Cole Wyeth comments on Alignment Proposal: Adversarially Robust Augmentation and Distillation

Cole Wyeth 26 May 2025 9:52 UTC
2 points
0
I will change that one sentence you bounced off of by adding something like “in expectation.”
The rest of the post also to me reads rather as “and now magic may happen, because we’re talking to a smarter advisor, who may be able to persuade us that there’s a good reason why we should trust it”. I can’t disprove that, for obvious Vingean reasons, but similarly I don’t think you’ve proved that it will happen, or that we could accurately decide whether the advisor’s argument that it can be trusted can itself be trusted (assuming that it’s not a mathematical proof that we can just run through a proof checker, which I am reasonable confident will be impractical even for an AI smarter than us — basically because ‘harmed’ has a ridiculously complex definition: the entire of human values).
This doesn’t sound like a description of ARAD at all. I don’t want the smart advisor to convince me to trust it. I want to combine cryptography and sequential decision theory to prove theorems that tell me which types of advice I can safely listen to from an untrusted advisor.
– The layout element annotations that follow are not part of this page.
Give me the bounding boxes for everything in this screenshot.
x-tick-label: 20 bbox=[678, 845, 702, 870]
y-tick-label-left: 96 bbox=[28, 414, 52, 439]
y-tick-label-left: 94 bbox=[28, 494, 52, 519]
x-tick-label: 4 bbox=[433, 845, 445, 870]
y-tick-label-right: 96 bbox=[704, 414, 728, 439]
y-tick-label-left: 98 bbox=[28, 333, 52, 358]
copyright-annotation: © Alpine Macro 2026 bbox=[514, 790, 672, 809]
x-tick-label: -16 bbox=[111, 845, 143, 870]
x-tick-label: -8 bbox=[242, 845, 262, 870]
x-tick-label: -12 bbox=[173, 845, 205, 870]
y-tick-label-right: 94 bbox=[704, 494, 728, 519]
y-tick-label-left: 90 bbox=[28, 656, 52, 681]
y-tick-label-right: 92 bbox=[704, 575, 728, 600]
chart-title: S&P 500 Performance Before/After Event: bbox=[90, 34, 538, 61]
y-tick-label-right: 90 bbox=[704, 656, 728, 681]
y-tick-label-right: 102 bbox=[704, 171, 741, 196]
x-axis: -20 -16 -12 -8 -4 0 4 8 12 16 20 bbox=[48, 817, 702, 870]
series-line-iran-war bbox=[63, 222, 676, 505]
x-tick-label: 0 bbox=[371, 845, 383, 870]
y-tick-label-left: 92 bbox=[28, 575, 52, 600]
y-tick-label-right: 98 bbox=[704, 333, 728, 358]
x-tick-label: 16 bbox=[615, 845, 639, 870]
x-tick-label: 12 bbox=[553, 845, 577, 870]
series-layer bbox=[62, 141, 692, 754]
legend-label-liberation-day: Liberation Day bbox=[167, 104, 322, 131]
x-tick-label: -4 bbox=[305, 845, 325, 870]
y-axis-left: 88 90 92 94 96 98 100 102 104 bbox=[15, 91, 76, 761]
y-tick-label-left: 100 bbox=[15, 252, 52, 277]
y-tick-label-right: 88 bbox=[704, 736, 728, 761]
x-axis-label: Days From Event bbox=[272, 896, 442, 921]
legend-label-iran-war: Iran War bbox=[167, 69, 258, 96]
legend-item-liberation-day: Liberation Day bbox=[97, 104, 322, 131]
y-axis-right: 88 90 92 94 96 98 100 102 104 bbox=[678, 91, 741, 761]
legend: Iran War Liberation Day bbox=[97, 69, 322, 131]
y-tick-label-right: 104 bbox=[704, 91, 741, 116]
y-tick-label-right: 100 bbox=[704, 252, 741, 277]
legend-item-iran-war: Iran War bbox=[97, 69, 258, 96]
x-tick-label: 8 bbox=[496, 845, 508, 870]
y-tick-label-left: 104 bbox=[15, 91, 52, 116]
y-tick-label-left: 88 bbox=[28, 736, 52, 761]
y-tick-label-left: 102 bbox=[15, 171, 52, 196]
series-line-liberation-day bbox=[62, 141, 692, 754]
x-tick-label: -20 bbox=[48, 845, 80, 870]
- RogerDearnaley 26 May 2025 10:56 UTC
  2 points
  0
  Parent
  Then it appears I have misunderstood your arguments — whether that’s just a failing on my part, or suggests they could be better phrased/explained, I can’t tell you.
  One other reaction of mine to your post: you repeatedly mention ‘protocols’ for the communication between principal and agent. This, to my ear, sounds a lot like cryptographic protocols, and I immediately want details and to do a mathematical analysis of what I believe about their security properties — but this post doesn’t actually provide any details of any protocols, that I could find. I think that’s a major part of what I’m getting a sense that the argument contains elements of “now magic happens”.
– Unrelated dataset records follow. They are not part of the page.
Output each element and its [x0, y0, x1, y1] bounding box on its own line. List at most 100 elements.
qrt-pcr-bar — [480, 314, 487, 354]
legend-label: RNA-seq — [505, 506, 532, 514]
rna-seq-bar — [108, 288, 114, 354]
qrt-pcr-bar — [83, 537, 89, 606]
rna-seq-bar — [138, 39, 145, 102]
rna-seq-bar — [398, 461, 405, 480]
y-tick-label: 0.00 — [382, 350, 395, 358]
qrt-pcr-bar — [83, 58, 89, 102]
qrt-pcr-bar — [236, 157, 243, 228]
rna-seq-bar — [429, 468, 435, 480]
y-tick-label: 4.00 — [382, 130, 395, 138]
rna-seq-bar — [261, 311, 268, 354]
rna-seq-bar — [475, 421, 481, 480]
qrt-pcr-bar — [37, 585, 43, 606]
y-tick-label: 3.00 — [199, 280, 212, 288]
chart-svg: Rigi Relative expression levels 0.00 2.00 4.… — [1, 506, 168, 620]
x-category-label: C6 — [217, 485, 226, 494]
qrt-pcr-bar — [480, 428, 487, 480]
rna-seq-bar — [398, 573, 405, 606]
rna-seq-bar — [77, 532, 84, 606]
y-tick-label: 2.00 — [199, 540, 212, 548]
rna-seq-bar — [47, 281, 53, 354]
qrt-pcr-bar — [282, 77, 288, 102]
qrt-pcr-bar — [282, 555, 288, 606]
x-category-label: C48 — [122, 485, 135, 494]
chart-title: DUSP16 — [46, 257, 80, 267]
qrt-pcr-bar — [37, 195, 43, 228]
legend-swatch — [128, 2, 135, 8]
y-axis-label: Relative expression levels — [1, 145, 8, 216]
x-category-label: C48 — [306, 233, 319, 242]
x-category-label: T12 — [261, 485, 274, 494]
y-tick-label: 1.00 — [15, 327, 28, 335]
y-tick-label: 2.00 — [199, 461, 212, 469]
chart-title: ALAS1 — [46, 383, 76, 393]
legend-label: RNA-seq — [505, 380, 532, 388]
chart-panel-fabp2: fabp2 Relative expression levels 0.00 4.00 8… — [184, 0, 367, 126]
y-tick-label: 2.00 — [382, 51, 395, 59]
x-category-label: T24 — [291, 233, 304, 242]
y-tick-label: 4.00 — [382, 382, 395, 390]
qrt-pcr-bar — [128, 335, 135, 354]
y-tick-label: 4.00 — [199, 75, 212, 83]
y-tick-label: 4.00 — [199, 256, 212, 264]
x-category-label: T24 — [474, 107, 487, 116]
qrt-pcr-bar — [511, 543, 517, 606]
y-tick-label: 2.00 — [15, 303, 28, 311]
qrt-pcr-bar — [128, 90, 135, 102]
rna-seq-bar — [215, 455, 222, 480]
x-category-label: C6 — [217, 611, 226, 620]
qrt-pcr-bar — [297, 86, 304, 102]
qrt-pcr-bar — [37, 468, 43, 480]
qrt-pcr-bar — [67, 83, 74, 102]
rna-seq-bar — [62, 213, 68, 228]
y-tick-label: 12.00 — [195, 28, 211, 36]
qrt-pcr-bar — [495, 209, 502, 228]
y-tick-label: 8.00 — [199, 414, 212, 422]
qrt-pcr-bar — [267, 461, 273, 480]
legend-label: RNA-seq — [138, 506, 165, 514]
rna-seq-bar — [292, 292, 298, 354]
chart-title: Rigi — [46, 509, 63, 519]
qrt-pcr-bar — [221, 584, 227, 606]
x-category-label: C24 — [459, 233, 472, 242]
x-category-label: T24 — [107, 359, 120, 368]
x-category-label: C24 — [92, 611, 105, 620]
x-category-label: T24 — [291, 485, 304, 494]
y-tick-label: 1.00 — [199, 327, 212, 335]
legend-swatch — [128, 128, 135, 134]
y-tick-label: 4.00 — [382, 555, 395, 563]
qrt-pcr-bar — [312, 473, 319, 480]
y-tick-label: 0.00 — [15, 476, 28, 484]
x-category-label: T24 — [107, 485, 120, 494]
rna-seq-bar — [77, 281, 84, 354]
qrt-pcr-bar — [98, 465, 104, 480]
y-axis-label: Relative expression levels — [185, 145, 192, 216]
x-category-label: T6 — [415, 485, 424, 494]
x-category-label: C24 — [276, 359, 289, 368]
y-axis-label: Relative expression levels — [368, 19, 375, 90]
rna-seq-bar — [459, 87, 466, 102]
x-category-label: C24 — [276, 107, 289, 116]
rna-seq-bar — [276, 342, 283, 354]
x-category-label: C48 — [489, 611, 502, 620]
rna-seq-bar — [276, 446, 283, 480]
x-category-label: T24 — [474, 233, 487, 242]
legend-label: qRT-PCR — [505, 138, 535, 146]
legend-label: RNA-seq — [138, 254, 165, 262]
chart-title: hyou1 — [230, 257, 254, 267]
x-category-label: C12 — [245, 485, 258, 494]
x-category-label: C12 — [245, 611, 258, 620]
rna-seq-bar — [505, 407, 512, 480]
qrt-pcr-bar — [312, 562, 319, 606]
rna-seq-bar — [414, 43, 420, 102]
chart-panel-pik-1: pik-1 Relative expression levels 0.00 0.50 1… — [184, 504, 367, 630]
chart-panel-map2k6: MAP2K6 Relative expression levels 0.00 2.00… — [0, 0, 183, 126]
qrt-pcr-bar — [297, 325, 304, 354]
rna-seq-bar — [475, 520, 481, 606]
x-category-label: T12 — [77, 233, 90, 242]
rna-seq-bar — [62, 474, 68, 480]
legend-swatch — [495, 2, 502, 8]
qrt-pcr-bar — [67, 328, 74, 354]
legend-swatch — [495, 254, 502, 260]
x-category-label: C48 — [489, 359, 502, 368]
  Perhaps some simple, concrete examples would help here? Even a toy example. Or maybe the word protocol is somehow giving me the wrong expectations?
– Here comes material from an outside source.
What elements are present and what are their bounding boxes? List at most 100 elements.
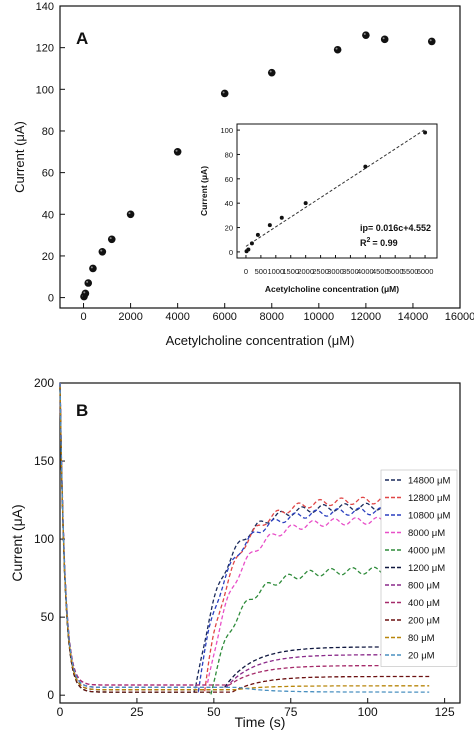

  I seem to be bouncing off this proposal document — I’m wondering if there are unexplained assumptions, background, or parts of the argument that I’m missing?
  - Cole Wyeth 26 May 2025 10:59 UTC
    2 points
    0
    Parent
    Right—I wouldn’t describe it as magic, but the vast majority of the math still needs to be done, which includes protocol design. I did give explicit toy examples A) and B).
    - RogerDearnaley 26 May 2025 19:10 UTC
      2 points
      0
      Parent
      Clearly I didn’t read your post sufficiently carefully. Fair point: yes, you did address that, and I simply missed it somehow. Yes, you did mean cryptographic protocols, specifically ones of the Merlin-Arthur form.
      I suspect that your the exposition could be made clearer, or better motivate readers who are skimming LW posts to engage with it — but that’s a writing suggestion, not a critique of the ideas.